The Mental Health Court is a “problem-solving court with a dedicated docket used to divert defendants who have committed crimes because of a severe, persistent mental illness away from prosecution and jail and into a structured, individualized program,” according to the Montgomery County Circuit Court’s website.

He received a four-year jail sentence initially but was later granted time served. He was then placed on a three-year probation. As part of his probation, he was required to receive psychiatric care and take all medication as directed, according to the Circuit Court.


On March 14, 2022, Delcheh was removed from the crisis center he was placed in by the court for “non-compliance” because he “failed to take medications as prescribed.” On April 6, 2022, the Court ordered that after his discharge from the facility, he would return to his parents’ home in Gaithersburg with a GPS ankle monitor and be placed in home confinement, according to the Montgomery County Circuit Court.

According to court records, he had three home confinement violations in April and May, and on July 15, Delcheh had a “GPS strap tamper” and his “whereabouts were unknown.” Also, on July 15, he was supposed to appear in court, but he failed to appear, which resulted in a warrant being issued, according to the Montgomery County Circuit Court.  

Officers first went to Delcheh’s father’s house in Gaithersburg, and when they found Delcheh was not there, they asked the father to come with them to help locate his son, according to the report.


When officers arrived at the Gaithersburg townhome Delcheh’s father directed them to, Delcheh threw a large kitchen knife out a window. He then exited the home and retrieved the knife, according to officers on the scene.

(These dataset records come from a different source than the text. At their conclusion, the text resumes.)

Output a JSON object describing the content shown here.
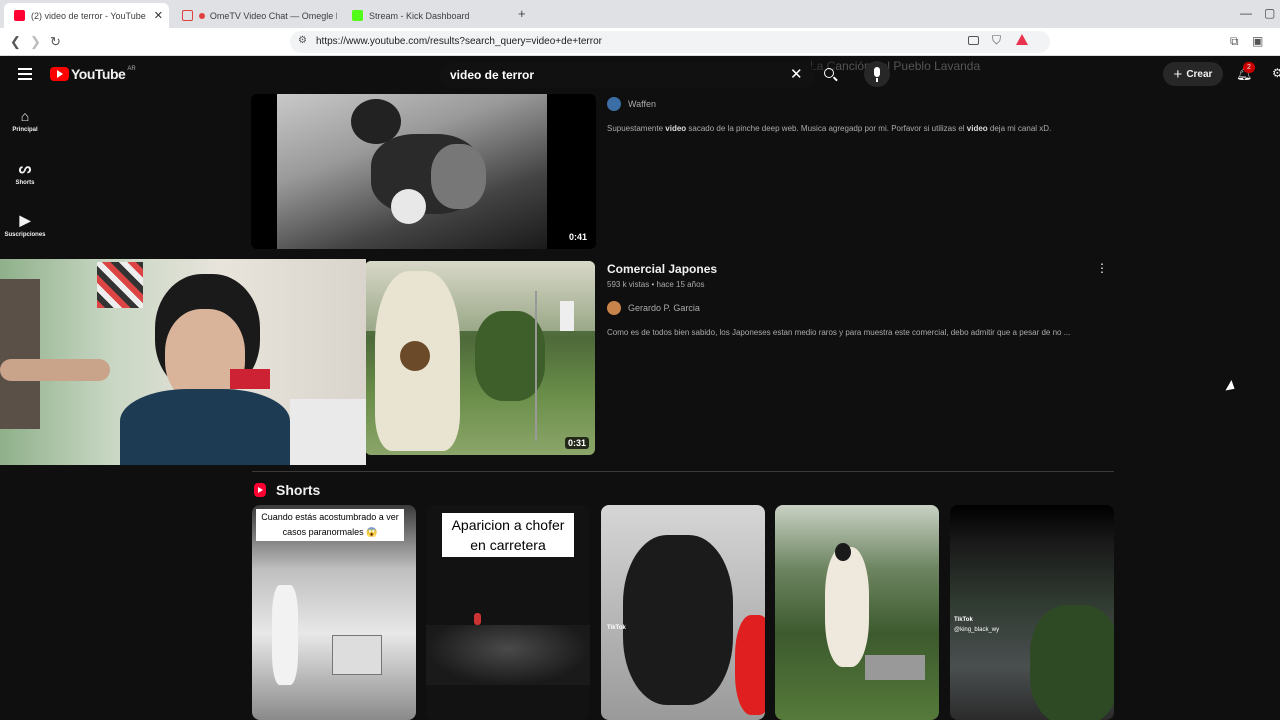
{
  "browser": {
    "tabs": [
      {
        "title": "(2) video de terror - YouTube",
        "color": "#ff0033",
        "close": "✕"
      },
      {
        "title": "OmeTV Video Chat — Omegle R",
        "color": "#e04040"
      },
      {
        "title": "Stream - Kick Dashboard",
        "color": "#53fc18"
      }
    ],
    "new_tab": "+",
    "url": "https://www.youtube.com/results?search_query=video+de+terror"
  },
  "youtube": {
    "logo_text": "YouTube",
    "country": "AR",
    "search_query": "video de terror",
    "create_label": "Crear",
    "notif_count": "2",
    "sidebar": [
      {
        "label": "Principal",
        "icon": "home-icon"
      },
      {
        "label": "Shorts",
        "icon": "shorts-icon"
      },
      {
        "label": "Suscripciones",
        "icon": "subscriptions-icon"
      }
    ],
    "overlay_text": "La Canción del Pueblo Lavanda",
    "results": [
      {
        "duration": "0:41",
        "channel": "Waffen",
        "description_parts": [
          "Supuestamente ",
          "video",
          " sacado de la pinche deep web. Musica agregadp por mi. Porfavor si utilizas el ",
          "video",
          " deja mi canal xD."
        ]
      },
      {
        "title": "Comercial Japones",
        "meta": "593 k vistas • hace 15 años",
        "duration": "0:31",
        "channel": "Gerardo P. Garcia",
        "description": "Como es de todos bien sabido, los Japoneses estan medio raros y para muestra este comercial, debo admitir que a pesar de no ..."
      }
    ],
    "shorts_heading": "Shorts",
    "shorts": [
      {
        "caption": "Cuando estás acostumbrado a ver casos paranormales 😱"
      },
      {
        "caption": "Aparicion a chofer en carretera"
      },
      {
        "caption": "",
        "tiktok": "TikTok"
      },
      {
        "caption": ""
      },
      {
        "caption": "",
        "tiktok": "TikTok",
        "handle": "@king_black_wy"
      }
    ]
  }
}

One officer deployed his Taser, but Delcheh ran past the deputies down the street. Marshal Gates, an officer on the scene, said he believed the Taser struck Delcheh because he yelled, but the autopsy report did not identify any Taser prongs on Delcheh’s body. This means that the Taser “did not have any visible effect” on Delchech, according to the report.

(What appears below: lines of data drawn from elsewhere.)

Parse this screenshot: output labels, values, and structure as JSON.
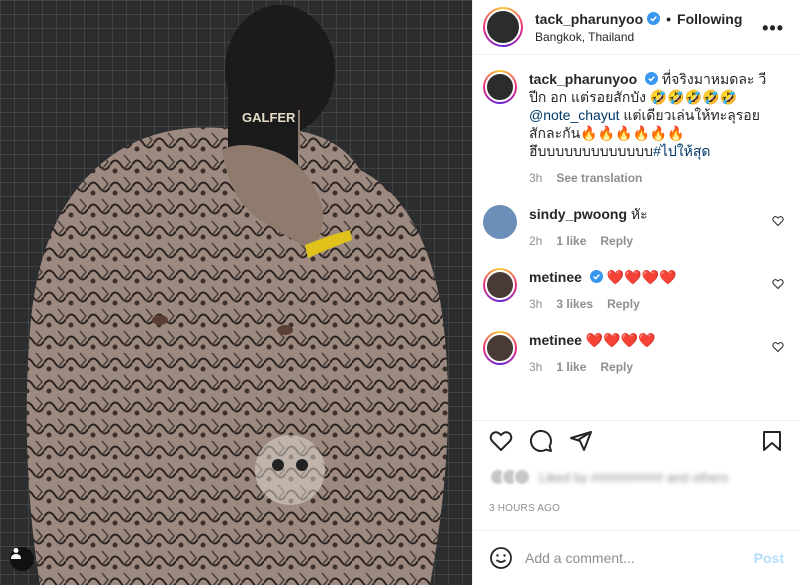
{
  "post": {
    "username": "tack_pharunyoo",
    "follow_status": "Following",
    "dot": "•",
    "location": "Bangkok, Thailand",
    "more": "•••"
  },
  "caption": {
    "username": "tack_pharunyoo",
    "text_1": "ที่จริงมาหมดละ วีปีก อก แต่รอยสักบัง",
    "mention": "@note_chayut",
    "text_2": " แต่เดียวเล่นให้ทะลุรอยสักละกัน",
    "text_3": "ฮึบบบบบบบบบบบบบ",
    "hashtag": "#ไปให้สุด",
    "time": "3h",
    "see_translation": "See translation"
  },
  "comments": [
    {
      "username": "sindy_pwoong",
      "text": "หัะ",
      "time": "2h",
      "likes": "1 like",
      "reply": "Reply"
    },
    {
      "username": "metinee",
      "text": "",
      "time": "3h",
      "likes": "3 likes",
      "reply": "Reply"
    },
    {
      "username": "metinee",
      "text": "",
      "time": "3h",
      "likes": "1 like",
      "reply": "Reply"
    }
  ],
  "footer": {
    "liked_by": "Liked by ########## and others",
    "timestamp": "3 HOURS AGO",
    "comment_placeholder": "Add a comment...",
    "post_label": "Post"
  },
  "icons": {
    "heart": "heart-icon",
    "comment": "comment-icon",
    "share": "share-icon",
    "save": "bookmark-icon",
    "emoji": "smiley-icon",
    "user_tag": "user-tag-icon"
  },
  "colors": {
    "verified": "#3897f0",
    "link": "#00376b",
    "red_heart": "#ed4956",
    "muted": "#8e8e8e"
  }
}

Delcheh ran up Garth Terrace, his father and Mash running after him. The other officers remained in front of and behind the townhome, according to the report.


Mash said that he believed that Delcheh would stab his father in this chase, since his father was trying to grab his son and was very close to him, according to the report.

Then, Delcheh turned to Mash with the large kitchen knife raised above his head, approximately three feet away from him, according to the report.

Mash then fired eight shots, four of the shots hitting Delcheh and one hitting his father.


Delcheh was pronounced dead at the scene and his father sustained non-life-threatening injuries, according to the report.

Mash will not be prosecuted, the state attorney general’s office announced June 7. The charging decision was made on June 2 by the Howard County State’s Attorney’s Office.

Montgomery County and Howard County state’s attorneys have an agreement to review officer-involved civilian fatalities in each other’s jurisdictions. Starting Oct. 1 of this year, the state Attorney General’s Office will have charging authority.


Also, The Office of the Attorney General’s Independent Investigations Division has been investigating the shooting in coordination with the Federal Bureau of Investigations (FBI) because the incident involved a member of a federal police task force. However, the FBI did not contribute to the writing or legal analysis of the report directly, according to a news release.

Mash was one of 10 officers assigned to the U.S. Marshals Capital Area Regional Fugitive Task Force serving a warrant for Delcheh on July 20, 2022, at the Gaithersburg townhome.

Mash was placed on paid administrative leave while the investigation was conducted. At the time of the shooting, he had been with the department for around nine years, according to the IID report.


Since he returned from administrative leave, he has been working in a non-law enforcement capacity, Lehman said. He will continue working in this capacity until the Montgomery County Sheriff’s Office concludes their administrative investigation, which will determine if Mash receives any disciplinary action from the department, Lehman said.

The investigation should conclude “very soon,” Lehman added.